Member of the Bundestag
- In office 2002–2021

Personal details
- Born: 25 September 1963 (age 62) Bad Pyrmont, West Germany (now Germany)
- Party: SPD
- Children: 2
- Alma mater: Leibniz University Hannover

= Caren Marks =

German politician (born 1963)

Caren Marks (born 25 September 1963) is a German politician of the Social Democratic Party (SPD) who served as a member of the Bundestag from the state of Lower Saxony from 2002 until 2021. Since 2013, she has been serving as Parliamentary State Secretary at the Federal Ministry of Labour and Social Affairs in the government of Chancellor Angela Merkel.

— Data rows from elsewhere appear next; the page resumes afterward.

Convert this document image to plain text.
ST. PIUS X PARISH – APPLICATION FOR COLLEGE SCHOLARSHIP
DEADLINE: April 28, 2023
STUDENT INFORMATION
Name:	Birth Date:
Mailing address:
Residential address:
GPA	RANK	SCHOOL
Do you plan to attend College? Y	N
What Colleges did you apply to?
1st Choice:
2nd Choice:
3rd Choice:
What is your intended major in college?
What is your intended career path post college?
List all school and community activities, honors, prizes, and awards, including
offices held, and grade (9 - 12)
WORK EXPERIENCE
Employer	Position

She represented Hannover-Land I from 2002 to 2013.

== Political career ==
Marks first became a member of the Bundestag in the 2002 German federal election. She is Parliamentary State Secretary to the Federal Minister for Family Affairs, Senior Citizens, Women and Youth.

In the negotiations to form a fourth coalition government under Merkel's leadership following the 2017 federal elections, Marks was part of the working group on families, women, seniors and youth, led by Annette Widmann-Mauz, Angelika Niebler and Katarina Barley.

In July 2019, Marks announced that she would not stand in the 2021 federal elections but instead resign from active politics by the end of the parliamentary term.